Kamis, 26 Desember 2019

Closure

12/26/2019 10:36:00 PM 0 Comments

I am literally taking a deep breath, now.
Wkwk.

Jadi,
sampailah kita di sini, pada akhirnya.
Penghujung 2019.
Kita cuman butuh satu tangan aja buat menghitung hari sebelum 2020 dimulai.



Days of 2019 is really going to be another memories.
Just like another year before, and the rest of it.
We’re on the verge of 2020, yet I am currently craving on the edge of the lowest point of my life.

Ada banyak hal menyenangkan yang terjadi selama tahun ini.
Ada banyaaaaak banget hal yang bikin aku benar-benar bersyukur, tapi ada juga banyak hal yang bikin perasaan kecewa ngga mudah buat menghilang dalam hitungan hari.

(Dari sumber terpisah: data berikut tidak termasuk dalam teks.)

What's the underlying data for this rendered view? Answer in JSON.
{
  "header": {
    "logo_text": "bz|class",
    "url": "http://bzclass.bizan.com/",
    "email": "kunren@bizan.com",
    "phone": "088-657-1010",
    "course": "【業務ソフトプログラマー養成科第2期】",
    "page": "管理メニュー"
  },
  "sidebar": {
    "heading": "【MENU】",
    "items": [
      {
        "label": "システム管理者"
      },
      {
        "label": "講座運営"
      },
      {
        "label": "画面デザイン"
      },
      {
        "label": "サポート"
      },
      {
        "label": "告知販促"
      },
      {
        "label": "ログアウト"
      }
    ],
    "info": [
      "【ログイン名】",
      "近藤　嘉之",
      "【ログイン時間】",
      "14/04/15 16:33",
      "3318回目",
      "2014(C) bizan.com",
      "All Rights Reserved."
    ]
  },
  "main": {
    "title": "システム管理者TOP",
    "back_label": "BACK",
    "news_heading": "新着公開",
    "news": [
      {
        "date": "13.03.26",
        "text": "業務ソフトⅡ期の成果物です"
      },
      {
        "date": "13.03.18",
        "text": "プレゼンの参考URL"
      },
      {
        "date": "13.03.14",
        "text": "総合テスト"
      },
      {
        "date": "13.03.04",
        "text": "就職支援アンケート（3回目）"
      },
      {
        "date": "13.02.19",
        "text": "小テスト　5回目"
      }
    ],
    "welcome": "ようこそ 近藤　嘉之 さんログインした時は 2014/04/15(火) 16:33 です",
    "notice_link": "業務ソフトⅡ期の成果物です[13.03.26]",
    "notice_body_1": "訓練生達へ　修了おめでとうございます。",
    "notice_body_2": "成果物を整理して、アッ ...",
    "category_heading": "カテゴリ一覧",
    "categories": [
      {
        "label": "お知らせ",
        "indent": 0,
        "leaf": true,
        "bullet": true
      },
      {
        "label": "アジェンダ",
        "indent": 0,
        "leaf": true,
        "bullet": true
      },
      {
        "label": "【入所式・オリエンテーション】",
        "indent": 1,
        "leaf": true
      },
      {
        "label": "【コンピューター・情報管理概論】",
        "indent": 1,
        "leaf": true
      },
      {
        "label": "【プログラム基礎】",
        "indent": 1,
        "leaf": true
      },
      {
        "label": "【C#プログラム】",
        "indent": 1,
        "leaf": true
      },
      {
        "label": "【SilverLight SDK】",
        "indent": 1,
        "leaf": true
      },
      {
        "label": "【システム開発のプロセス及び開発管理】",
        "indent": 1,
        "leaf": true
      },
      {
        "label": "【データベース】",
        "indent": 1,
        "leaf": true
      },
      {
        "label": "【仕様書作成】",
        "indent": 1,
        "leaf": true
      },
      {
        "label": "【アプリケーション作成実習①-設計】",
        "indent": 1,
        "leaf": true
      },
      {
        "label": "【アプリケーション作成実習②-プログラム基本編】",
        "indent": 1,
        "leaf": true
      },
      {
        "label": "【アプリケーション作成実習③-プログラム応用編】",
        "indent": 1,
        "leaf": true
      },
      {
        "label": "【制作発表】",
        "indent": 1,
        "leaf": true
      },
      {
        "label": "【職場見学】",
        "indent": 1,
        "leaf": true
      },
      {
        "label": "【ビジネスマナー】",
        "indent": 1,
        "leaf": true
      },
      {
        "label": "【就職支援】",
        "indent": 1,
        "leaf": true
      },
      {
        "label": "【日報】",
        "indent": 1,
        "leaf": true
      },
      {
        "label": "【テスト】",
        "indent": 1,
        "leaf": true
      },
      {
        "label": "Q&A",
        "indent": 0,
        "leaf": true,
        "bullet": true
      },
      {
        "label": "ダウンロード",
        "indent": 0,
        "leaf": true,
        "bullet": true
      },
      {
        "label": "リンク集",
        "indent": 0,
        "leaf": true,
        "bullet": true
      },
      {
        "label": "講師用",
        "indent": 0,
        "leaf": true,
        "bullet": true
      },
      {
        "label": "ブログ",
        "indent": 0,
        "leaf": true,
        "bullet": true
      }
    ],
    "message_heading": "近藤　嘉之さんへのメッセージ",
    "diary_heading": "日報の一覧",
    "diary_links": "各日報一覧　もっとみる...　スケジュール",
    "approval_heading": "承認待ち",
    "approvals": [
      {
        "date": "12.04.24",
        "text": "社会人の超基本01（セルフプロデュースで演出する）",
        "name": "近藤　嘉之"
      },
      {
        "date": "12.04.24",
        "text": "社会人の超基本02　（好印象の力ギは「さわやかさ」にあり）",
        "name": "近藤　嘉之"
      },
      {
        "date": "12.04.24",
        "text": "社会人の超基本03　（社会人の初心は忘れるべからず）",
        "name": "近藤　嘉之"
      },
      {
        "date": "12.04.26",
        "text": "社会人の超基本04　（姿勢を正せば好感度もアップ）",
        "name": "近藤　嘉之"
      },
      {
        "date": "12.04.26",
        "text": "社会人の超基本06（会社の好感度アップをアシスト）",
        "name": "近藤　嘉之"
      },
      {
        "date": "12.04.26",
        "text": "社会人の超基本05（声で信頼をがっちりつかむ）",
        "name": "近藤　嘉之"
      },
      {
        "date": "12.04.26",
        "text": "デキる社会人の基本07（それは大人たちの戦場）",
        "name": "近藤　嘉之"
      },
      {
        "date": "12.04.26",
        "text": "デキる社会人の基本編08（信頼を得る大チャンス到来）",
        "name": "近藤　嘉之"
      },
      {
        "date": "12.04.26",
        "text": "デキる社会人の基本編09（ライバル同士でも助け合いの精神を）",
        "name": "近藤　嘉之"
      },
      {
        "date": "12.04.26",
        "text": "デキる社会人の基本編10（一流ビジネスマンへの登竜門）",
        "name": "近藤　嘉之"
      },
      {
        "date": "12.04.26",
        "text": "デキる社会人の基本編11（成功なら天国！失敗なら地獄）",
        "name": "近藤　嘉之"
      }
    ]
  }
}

Aku bisa melewati hari-hari terakhir di tahun 2018 yang rasanya berkali-kali lipat lebih berat daripada biasanya. Dikasih kesempatan buat internship di RSCM jelas adalah pengalaman yang luar biasa, tapi aku yang mungkin kurang siap, kurang pintar, kurang cerdas, kurang bisa mengontrol diri sendiri jadinya banyak nangis—meskipun emang pada dasarnya aku cengeng sih hehe. Ngga tau kenapa tapi rasanya capek hati juga karena banyak berekspektasi sama diri sendiri yang nyatanya nggak semampu itu, dan perasaan itu masih kebawa sampe awal-awal 2019. Dipenuhi dengan semua revisi laporan internship karena diburu-buru buat seminar di kampus, bolak-balik berdesakan di KRL ke Cikini akibat ngikutin jam kerja orang kantoran yang sama-sama berangkat dari Bogor. Belum lagi revisi laporan internship dari pembimbing di kampus yang juga harus cepet-cepet dikerjain karena jadwal seminar tiba-tiba udah ditentuin—dibarengi jiwa kompetitif aku yang ngga mau kalah dengan teman-teman sekelompokku yang rajin ngejer pembimbing rumah sakit biar cepet selesai segala urusan dengan per-internship-an ini wkwk. Untungnya pembimbing rumah sakitku baik semua—dan semua laporan aku bisa ditandatangani dengan cepat!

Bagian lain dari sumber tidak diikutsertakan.